The Mobile Science Center was designed as a trailer unit for an SUV. It is equipped with its own generator and lighting, as well as a series of plug outlets. It has lockable drawers, a data projector, and a DVD-equipped laptop and speaker system for eye-catching technology-based experiments and demonstrations. Edusoft also equipped it with an Xplorer datalogger and a series of PASPORT sensors from PASCO scientific, a California-based developer and manufacturer of science learning solutions. The cost of the Mobile Science Center was about $10,000, which was financed by donor organizations in collaboration with South Africa's University of the North.
"We felt the hands-on approach combined with technology had the potential to make this an unforgettable experience for students," says Horszowski. "And because PASPORT requires students to observe and measure real phenomena, analyze their own data and draw their own inferences, we felt this would give them the opportunity to understand science in a way not easily accomplished otherwise."
Over the last several months, the Mobile Science Center has traveled around the country with representatives conducting "probeware" workshops for students in disadvantaged areas.
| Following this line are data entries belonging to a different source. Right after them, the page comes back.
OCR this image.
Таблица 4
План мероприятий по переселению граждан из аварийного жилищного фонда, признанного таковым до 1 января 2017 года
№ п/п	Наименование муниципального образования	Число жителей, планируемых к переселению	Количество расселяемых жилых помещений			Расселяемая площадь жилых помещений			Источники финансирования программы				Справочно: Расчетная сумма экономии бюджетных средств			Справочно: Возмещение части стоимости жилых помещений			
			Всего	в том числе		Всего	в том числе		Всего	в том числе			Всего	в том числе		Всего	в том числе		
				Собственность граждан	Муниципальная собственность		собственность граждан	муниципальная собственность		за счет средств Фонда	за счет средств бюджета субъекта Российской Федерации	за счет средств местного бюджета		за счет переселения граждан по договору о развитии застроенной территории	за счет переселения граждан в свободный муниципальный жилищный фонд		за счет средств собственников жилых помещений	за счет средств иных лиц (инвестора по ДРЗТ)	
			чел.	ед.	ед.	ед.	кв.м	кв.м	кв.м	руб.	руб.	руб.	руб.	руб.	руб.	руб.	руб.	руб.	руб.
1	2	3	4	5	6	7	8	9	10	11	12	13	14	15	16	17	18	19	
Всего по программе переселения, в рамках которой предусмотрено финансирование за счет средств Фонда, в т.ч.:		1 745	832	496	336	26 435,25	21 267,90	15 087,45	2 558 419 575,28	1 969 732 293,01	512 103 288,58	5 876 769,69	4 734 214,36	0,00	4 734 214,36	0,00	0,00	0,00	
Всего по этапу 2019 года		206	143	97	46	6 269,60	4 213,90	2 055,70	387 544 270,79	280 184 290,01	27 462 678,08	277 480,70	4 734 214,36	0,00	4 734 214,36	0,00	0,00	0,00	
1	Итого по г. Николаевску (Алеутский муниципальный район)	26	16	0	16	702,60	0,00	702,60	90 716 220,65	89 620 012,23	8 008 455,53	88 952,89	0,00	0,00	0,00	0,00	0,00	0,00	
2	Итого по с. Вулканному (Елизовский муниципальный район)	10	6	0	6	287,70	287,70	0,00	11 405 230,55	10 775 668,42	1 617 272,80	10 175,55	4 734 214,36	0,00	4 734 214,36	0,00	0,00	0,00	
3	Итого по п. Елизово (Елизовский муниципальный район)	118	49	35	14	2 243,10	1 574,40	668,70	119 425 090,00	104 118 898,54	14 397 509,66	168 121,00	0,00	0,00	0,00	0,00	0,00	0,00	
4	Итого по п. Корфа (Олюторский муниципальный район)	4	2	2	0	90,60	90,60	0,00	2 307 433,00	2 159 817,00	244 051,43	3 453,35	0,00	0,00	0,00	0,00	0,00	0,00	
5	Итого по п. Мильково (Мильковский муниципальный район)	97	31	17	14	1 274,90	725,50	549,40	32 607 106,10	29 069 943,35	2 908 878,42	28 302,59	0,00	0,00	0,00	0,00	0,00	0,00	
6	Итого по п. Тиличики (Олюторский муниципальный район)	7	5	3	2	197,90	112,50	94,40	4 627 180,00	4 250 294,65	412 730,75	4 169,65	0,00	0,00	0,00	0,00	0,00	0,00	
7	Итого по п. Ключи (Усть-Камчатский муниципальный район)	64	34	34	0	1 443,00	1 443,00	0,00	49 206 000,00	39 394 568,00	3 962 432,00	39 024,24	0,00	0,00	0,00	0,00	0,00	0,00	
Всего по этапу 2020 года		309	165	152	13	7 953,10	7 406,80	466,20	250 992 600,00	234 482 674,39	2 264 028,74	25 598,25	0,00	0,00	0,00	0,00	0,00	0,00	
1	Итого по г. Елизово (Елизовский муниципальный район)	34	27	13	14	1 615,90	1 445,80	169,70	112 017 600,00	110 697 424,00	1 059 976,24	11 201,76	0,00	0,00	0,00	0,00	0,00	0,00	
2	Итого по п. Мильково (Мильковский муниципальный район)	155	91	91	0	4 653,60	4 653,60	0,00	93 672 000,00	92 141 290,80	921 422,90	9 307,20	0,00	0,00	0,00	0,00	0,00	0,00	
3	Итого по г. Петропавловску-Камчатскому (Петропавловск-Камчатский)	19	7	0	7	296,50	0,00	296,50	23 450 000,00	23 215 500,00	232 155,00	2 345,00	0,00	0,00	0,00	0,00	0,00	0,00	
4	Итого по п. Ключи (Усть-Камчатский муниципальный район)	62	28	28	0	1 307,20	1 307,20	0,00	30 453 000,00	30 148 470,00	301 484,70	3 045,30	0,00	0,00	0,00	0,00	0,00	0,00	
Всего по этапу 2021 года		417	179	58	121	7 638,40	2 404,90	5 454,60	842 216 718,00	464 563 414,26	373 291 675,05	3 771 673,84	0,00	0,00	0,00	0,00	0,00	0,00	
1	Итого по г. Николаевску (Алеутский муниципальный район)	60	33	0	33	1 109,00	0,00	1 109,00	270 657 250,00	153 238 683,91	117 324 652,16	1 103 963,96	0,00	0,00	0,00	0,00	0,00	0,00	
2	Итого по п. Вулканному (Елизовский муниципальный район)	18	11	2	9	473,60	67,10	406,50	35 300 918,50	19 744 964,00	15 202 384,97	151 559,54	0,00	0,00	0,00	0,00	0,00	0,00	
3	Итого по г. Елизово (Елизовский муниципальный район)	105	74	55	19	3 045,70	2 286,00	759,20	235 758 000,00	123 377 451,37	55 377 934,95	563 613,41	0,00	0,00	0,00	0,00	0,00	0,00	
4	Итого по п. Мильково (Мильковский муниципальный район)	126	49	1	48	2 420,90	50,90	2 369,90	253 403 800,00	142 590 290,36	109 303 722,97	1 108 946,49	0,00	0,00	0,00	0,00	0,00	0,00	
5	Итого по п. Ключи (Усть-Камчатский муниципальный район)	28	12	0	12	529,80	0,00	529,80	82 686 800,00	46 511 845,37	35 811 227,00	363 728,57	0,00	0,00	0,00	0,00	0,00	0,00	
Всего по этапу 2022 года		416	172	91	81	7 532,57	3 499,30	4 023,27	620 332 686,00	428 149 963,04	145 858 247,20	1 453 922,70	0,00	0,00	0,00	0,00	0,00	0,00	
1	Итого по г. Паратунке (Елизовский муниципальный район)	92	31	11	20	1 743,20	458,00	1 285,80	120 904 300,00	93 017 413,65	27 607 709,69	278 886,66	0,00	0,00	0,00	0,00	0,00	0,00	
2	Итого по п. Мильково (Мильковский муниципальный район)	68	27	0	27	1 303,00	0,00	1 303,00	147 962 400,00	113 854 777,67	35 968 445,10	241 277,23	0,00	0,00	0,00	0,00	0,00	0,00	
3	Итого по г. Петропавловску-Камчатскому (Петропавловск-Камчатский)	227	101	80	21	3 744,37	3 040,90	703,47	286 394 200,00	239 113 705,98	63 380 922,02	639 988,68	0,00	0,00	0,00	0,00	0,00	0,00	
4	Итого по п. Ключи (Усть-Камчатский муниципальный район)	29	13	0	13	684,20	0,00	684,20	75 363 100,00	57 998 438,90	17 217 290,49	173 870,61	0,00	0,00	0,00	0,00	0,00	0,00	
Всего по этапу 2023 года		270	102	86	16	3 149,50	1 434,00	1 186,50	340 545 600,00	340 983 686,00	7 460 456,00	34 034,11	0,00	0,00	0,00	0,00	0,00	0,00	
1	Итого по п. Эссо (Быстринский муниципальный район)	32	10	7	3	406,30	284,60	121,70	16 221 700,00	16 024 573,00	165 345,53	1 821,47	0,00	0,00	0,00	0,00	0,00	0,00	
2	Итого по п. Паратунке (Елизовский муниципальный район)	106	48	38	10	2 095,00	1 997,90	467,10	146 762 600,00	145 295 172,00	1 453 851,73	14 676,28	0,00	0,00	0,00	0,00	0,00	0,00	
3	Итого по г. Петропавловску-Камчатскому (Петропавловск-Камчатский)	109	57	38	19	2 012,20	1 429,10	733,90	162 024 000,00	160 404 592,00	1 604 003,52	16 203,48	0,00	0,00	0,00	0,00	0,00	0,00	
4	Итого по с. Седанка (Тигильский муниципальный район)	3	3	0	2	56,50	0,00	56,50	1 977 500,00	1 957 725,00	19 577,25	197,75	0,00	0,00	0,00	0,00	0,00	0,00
A generator is positioned about 20 meters away from the Mobile Science Center to reduce noise, and panels lift up to provide shade while students perform a variety of experiments. For example, students use a portable datalogger attached to a PASPORT Turbidity Sensor to measure the cloudiness of a local stream. They then return to the Mobile Science Center to download their data into the computer and use PASCO's DataStudio software to manipulate and analyze the data they've gathered.Using the laptop and projector on a sliding table, experiments can also be performed using a big-screen display for multiple students to watch.
The probeware allows students to collect data with just one click by simply plugging in a sensor, pushing a button and seeing data displayed in real time. "This is very beneficial because we often are under time restraints with the students, and there isn't room for a large learning curve," says Horszowski.
So far, Horszowski says the probeware has proven flexible enough to meet the needs of students at all grade levels. "Both teachers and students are initially rather overwhelmed by the equipment," he says. "But considering there are very low levels of computer literacy, it's no doubt there are some barriers to cross. However, good facilitators often overcome these difficulties."
According to Horszowski, Edusoft hopes to design more of the units this year, eventually adding solar panels for power and a satellite linkup for Internet connectivity. But, for now, the Mobile Science Center will continue to travel the roads of South Africa bringing high-tech science experimentation to places that are without electricity. More importantly, it will continue to bring science out of the textbooks and into students' lives.